Dans les années 1980, des régimes ont popularisé l’idée que des aliments comme le céleri, le concombre ou la pomme verte auraient un bilan énergétique négatif. L’argument : ils contiennent si peu de calories que le simple fait de les mâcher et de les digérer en brûlerait plus qu’ils n’en apportent. Une aubaine pour ceux qui veulent maigrir sans effort.
Ce que dit vraiment la science
En réalité, le corps humain est bien trop efficace pour ça. La thermogenèse alimentaire – l’énergie dépensée pour digérer – représente environ 10% des calories ingérées. Pour le céleri, qui apporte environ 6 calories par branche, la digestion n’en brûle qu’une infime partie. Rien à voir avec un bilan négatif. Des études ont montré que même les aliments les plus faibles en calories ont un bilan énergétique positif.

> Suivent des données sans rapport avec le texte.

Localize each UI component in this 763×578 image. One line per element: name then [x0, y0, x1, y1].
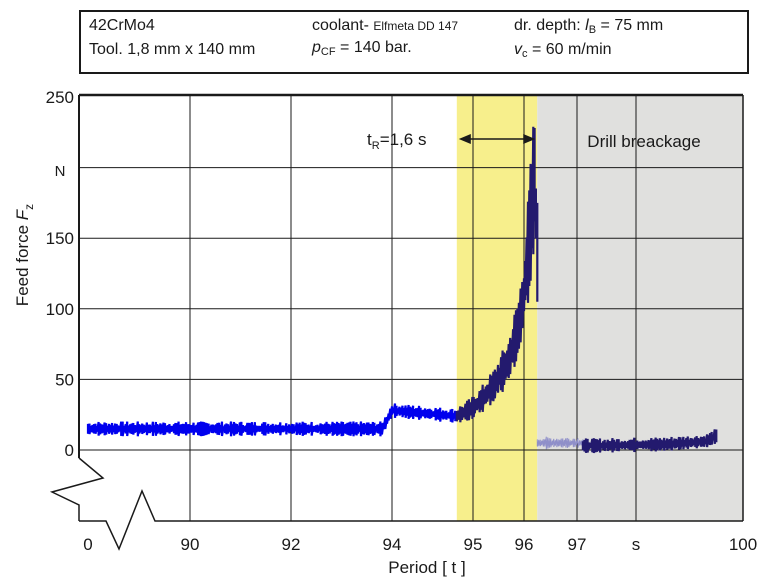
- pressure-sub: CF: [320, 46, 336, 58]
- y-axis-title: Feed force Fz: [13, 204, 36, 306]
- x-axis-break-mark: [79, 489, 743, 551]
- speed-label: vc = 60 m/min: [514, 41, 612, 63]
- y-tick-label: 50: [55, 370, 74, 389]
- region-drill-breakage: [537, 95, 743, 521]
- x-tick-label: 97: [568, 535, 587, 554]
- x-tick-label: 94: [383, 535, 402, 554]
- coolant-name: Elfmeta DD 147: [373, 19, 459, 33]
- x-tick-label: 95: [464, 535, 483, 554]
- header-box: 42CrMo4 Tool. 1,8 mm x 140 mm coolant- E…: [79, 10, 749, 74]
- pressure-value: = 140 bar.: [335, 39, 412, 56]
- tr-arrow-head-left: [458, 134, 471, 144]
- labels: 0 50 100 150 250 N 0 90 92 94 95 96 97 s 100 Period [ t…: [13, 88, 757, 577]
- region-yellow: [456, 95, 538, 521]
- tr-annotation-label: tR=1,6 s: [367, 130, 426, 152]
- tr-arrow-head-right: [523, 134, 536, 144]
- y-tick-label: 0: [65, 441, 74, 460]
- depth-label: dr. depth: lB = 75 mm: [514, 17, 663, 39]
- coolant-prefix: coolant-: [312, 17, 369, 34]
- series-3-line: [581, 429, 718, 454]
- y-unit-label: N: [55, 163, 66, 180]
- series-0-line: [86, 403, 458, 437]
- coolant-label: coolant- Elfmeta DD 147: [312, 17, 458, 35]
- speed-symbol: v: [514, 41, 522, 58]
- pressure-label: pCF = 140 bar.: [312, 39, 412, 61]
- x-tick-label: 0: [83, 535, 92, 554]
- y-tick-label: 100: [46, 300, 74, 319]
- series-1-line: [455, 126, 539, 423]
- depth-symbol: l: [585, 17, 589, 34]
- pressure-symbol: p: [312, 39, 321, 56]
- grid: [79, 95, 743, 521]
- x-tick-label: 92: [282, 535, 301, 554]
- y-tick-label: 150: [46, 229, 74, 248]
- y-tick-label: 250: [46, 88, 74, 107]
- series-group: [86, 126, 718, 454]
- regions: [456, 95, 743, 521]
- x-tick-label: 100: [729, 535, 757, 554]
- x-tick-label: s: [632, 535, 641, 554]
- tool-label: Tool. 1,8 mm x 140 mm: [89, 41, 256, 58]
- frame: [49, 93, 744, 551]
- x-axis-title: Period [ t ]: [388, 558, 465, 577]
- drill-breakage-label: Drill breackage: [587, 132, 700, 151]
- speed-value: = 60 m/min: [527, 41, 612, 58]
- speed-sub: c: [522, 48, 528, 60]
- depth-prefix: dr. depth:: [514, 17, 586, 34]
- depth-value: = 75 mm: [596, 17, 664, 34]
- material-label: 42CrMo4: [89, 17, 155, 34]
- x-tick-label: 96: [515, 535, 534, 554]
- depth-sub: B: [588, 24, 597, 36]
- series-2-line: [536, 436, 584, 450]
- x-tick-label: 90: [181, 535, 200, 554]
- y-axis-break-mark: [49, 457, 105, 521]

Exemple concret : le céleri
- Une branche de céleri : environ 6 calories.
- Énergie dépensée pour mâcher et digérer : moins de 1 calorie.
- Bilan : positif de 5 calories.
Le mythe est donc définitivement enterré. Mais alors, pourquoi continue-t-on à l’entendre ? Parce qu’il est séduisant et qu’il donne bonne conscience. Mais attention : croire aux calories négatives peut vous pousser à manger des aliments sains en pensant qu’ils brûlent des graisses, alors que la réalité est plus complexe.
“Le céleri n’a pas de calories négatives, mais il reste un excellent légume pour la santé.”